By John Iekel • August 28, 2017 • 0 Comments
There’s more to required minimum distributions (RMDs) than simply making payments. A recent white paper reminds that the responsibility of making RMDs includes fulfilling it on time.

In the recent white paper “Are You Overlooking Required Beginning Dates?” William Grossman notes that Internal Revenue Code Section 401(a)(9) requires every qualified plan to begin RMDs on the required beginning date (RBD). “If you’re a plan administrator, you hold the responsibility of ensuring the first RMD is made in time to fulfill this requirement,” writes Grossman.

“For your protection and your participants, it’s crucial to understand the fine points in the RBD definition regarding both 5%-owner participants and participants who are not 5%-owners,” says Grossman, warning, that not doing so risks misinterpreting the regulations and inadvertently missing RBDs. And the bitter wages of that, he warns, are compliance problems: the plan could be disqualified, and the participant could be subject to a 50% excise tax on the undistributed RMD.

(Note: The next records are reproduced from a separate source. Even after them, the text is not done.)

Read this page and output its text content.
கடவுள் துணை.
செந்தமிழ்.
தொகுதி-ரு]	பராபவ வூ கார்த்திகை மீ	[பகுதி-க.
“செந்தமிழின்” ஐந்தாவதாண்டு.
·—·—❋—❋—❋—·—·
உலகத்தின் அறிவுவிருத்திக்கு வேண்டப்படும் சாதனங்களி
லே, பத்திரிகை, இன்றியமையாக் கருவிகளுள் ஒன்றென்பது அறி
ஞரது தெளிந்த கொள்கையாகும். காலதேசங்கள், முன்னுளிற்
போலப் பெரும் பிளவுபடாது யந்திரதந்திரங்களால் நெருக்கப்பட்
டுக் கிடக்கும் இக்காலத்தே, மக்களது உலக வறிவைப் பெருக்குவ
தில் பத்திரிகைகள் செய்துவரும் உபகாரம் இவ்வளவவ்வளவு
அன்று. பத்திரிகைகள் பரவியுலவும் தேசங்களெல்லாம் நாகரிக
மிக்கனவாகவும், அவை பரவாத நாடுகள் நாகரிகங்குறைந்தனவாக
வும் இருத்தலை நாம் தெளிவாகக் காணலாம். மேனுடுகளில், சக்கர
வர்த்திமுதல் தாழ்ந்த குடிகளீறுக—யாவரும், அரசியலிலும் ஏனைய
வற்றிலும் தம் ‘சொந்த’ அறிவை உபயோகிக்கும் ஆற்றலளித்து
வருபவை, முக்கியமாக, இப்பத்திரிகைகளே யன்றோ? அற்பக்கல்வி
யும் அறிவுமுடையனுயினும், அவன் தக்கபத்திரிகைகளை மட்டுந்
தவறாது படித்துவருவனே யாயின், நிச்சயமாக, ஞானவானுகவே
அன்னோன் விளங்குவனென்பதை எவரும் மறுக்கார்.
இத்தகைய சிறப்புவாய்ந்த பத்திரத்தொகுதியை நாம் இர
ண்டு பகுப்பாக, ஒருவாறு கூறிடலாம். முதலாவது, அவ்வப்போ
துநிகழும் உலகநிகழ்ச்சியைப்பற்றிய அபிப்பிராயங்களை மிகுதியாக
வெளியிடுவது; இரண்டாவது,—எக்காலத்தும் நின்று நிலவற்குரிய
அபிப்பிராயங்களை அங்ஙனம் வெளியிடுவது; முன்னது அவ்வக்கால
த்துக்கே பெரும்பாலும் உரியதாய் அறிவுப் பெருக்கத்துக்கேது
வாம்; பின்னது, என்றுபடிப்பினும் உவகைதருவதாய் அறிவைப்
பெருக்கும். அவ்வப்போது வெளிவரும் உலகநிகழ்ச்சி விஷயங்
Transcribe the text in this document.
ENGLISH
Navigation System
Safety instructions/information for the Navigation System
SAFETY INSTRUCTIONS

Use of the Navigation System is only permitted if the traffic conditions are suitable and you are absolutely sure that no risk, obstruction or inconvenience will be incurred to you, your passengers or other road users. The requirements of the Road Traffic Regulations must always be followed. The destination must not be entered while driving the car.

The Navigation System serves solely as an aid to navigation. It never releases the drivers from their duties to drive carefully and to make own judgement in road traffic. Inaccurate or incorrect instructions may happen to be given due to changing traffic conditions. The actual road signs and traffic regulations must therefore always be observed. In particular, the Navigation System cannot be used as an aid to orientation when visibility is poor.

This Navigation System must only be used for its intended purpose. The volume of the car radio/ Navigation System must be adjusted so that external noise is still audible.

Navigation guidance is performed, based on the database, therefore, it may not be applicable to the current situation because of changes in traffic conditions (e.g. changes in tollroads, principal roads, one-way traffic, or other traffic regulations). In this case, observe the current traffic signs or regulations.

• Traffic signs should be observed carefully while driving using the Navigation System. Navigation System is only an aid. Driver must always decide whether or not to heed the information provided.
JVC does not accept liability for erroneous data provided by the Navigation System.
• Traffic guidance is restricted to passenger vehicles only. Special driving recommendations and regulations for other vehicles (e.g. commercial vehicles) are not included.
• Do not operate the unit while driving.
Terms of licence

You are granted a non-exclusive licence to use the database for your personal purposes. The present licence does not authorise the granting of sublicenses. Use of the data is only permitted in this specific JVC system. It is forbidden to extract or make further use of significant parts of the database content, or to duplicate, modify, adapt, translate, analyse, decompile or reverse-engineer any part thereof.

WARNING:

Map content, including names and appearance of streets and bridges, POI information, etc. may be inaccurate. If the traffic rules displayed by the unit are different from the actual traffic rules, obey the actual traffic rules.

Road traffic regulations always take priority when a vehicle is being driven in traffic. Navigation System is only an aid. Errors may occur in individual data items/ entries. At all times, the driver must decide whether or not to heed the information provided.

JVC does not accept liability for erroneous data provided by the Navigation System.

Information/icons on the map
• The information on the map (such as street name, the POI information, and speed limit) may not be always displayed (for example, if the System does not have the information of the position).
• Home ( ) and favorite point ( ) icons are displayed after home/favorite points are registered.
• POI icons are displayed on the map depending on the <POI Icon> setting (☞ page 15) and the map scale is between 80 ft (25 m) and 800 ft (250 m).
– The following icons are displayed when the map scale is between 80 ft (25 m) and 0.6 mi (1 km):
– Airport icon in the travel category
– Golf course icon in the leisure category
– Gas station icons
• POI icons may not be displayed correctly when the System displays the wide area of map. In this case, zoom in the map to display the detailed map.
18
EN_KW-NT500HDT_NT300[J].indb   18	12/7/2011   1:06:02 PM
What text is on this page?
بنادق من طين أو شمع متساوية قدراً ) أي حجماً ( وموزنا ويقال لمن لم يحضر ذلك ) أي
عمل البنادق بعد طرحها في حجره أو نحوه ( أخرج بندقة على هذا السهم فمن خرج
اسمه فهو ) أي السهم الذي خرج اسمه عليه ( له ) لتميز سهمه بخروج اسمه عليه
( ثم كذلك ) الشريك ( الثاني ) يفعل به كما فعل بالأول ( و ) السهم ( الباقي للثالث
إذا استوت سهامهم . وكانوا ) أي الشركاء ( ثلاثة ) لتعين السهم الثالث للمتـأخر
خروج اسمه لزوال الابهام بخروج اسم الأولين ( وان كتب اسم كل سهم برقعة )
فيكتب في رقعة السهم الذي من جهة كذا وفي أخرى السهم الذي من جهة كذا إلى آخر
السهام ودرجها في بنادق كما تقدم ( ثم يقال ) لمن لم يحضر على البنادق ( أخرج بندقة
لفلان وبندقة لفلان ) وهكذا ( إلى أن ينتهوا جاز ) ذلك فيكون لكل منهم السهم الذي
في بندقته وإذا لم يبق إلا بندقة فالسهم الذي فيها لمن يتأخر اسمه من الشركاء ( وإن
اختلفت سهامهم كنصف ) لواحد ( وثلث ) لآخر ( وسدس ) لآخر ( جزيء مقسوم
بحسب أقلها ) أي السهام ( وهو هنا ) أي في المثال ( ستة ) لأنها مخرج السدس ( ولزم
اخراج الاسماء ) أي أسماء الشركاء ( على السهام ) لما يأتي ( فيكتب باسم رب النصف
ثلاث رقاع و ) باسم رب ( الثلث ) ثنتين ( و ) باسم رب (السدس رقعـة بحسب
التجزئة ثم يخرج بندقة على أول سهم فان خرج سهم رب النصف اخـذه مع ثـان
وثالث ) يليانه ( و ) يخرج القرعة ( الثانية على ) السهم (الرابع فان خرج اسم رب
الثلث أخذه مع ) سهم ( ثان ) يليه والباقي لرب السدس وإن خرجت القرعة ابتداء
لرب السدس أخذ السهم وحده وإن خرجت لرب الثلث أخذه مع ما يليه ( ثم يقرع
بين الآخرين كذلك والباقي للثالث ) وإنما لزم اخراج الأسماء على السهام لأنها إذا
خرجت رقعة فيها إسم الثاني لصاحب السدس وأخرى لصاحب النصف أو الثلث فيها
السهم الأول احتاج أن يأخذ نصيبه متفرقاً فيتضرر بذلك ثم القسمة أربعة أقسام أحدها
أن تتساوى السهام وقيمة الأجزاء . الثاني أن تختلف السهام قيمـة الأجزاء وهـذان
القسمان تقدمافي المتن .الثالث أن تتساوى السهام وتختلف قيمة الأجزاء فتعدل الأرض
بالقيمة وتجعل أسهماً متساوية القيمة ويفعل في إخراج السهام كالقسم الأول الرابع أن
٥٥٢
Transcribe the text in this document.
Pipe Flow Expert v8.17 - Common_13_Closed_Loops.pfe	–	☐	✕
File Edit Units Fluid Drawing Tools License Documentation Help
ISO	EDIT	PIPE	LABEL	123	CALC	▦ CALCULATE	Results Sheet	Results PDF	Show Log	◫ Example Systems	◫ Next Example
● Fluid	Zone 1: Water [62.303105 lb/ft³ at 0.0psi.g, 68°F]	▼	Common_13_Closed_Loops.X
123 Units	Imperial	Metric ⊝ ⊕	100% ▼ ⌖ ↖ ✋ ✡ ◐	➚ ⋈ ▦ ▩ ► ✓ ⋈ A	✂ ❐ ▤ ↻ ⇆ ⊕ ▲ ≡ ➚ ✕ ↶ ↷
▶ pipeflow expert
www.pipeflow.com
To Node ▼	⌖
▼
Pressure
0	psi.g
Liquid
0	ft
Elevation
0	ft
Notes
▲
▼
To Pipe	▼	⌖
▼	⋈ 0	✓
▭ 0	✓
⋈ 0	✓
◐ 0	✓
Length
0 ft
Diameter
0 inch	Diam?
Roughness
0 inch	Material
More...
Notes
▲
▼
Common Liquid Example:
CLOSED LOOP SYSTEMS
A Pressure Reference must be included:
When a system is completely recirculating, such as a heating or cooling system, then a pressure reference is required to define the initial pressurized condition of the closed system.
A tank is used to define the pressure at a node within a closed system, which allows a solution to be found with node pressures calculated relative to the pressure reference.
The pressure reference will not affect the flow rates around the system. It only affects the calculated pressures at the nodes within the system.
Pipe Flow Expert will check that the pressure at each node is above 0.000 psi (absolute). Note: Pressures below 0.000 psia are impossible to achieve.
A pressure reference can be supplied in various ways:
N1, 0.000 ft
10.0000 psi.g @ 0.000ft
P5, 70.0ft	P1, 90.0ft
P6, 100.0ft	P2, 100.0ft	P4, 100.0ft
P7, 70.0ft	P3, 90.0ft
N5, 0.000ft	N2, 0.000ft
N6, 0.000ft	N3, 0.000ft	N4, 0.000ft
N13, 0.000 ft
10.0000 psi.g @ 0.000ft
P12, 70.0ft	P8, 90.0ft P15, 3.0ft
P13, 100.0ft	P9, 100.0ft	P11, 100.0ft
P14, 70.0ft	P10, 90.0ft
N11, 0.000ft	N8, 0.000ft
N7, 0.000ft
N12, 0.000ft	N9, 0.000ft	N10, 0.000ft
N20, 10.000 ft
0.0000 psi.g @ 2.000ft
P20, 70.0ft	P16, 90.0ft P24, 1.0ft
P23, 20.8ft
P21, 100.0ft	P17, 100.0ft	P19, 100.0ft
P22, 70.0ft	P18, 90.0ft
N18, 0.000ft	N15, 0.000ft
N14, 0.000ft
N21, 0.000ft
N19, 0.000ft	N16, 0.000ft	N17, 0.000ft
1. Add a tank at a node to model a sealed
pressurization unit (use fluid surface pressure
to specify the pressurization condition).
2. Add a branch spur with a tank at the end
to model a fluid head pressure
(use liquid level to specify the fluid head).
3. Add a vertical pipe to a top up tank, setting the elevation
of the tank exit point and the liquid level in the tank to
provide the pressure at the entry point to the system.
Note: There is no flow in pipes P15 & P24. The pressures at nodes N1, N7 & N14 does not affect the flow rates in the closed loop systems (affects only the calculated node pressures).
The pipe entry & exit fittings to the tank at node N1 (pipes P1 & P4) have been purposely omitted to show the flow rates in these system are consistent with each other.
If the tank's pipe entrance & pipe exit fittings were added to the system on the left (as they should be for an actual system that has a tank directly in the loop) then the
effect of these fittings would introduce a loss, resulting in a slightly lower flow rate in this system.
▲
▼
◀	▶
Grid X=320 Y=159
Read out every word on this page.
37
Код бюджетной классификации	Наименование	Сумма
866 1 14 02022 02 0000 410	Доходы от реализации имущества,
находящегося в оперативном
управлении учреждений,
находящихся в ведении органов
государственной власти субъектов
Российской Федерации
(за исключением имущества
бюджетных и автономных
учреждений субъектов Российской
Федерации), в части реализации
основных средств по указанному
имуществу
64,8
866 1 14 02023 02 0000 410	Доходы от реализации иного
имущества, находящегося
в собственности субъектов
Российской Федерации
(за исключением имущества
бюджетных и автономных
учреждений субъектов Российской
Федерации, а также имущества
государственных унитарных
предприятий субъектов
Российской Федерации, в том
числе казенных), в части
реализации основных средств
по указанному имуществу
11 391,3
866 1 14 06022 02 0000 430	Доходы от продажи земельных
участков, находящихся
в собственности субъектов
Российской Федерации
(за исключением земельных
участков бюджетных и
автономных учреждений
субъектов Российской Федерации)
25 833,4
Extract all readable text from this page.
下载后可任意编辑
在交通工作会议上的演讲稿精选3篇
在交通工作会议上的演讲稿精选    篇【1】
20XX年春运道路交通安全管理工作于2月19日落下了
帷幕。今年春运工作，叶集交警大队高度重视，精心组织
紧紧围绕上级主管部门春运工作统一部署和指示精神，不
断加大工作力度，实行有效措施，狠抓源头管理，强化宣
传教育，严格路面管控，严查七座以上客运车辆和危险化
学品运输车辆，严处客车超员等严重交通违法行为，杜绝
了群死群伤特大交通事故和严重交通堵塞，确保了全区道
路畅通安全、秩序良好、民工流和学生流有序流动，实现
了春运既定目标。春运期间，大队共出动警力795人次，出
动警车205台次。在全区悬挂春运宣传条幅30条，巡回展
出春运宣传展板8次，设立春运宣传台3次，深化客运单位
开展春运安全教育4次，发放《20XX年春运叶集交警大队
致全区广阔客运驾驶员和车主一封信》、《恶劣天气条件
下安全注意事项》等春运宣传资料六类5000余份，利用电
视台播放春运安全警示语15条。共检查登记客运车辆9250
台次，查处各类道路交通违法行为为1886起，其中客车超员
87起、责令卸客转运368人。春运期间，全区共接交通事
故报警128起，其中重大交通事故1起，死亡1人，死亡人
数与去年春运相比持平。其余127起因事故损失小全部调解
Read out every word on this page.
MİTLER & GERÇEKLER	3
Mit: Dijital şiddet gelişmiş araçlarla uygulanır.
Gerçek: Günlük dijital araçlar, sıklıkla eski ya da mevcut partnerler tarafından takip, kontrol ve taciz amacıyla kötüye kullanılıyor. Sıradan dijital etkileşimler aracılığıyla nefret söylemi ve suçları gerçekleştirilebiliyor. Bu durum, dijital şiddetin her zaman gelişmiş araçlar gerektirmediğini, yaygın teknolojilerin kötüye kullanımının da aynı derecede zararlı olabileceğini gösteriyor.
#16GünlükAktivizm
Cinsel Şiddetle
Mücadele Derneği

So what is the RBD? For 5% owners and individuals who are not 5% owners or who retire before age 70½, the broad regulatory definition is that it’s April 1 of the year following that in which they reach age 70½; for participants who are not 5%-owners and continue to work beyond the year age 70½, it’s April 1 of the year following the year they retire.

Grossman says that plans are not required to adopt these broad guidelines verbatim. However, he cautions that a plan should be careful to pay attention to the effect on deadlines of adopting variations on the general guidelines. He also addresses the complications that IRA rollovers can pose with meeting RBD requirements.

“The individual participant’s RBD is an important deadline that needs to be properly administered” in order to stay in compliance, warns Grossman, adding that proper understanding and administration spares the necessity of voluntary correction program filings and sanctions, as well as save a participant from the excise tax on undistributed RMDs.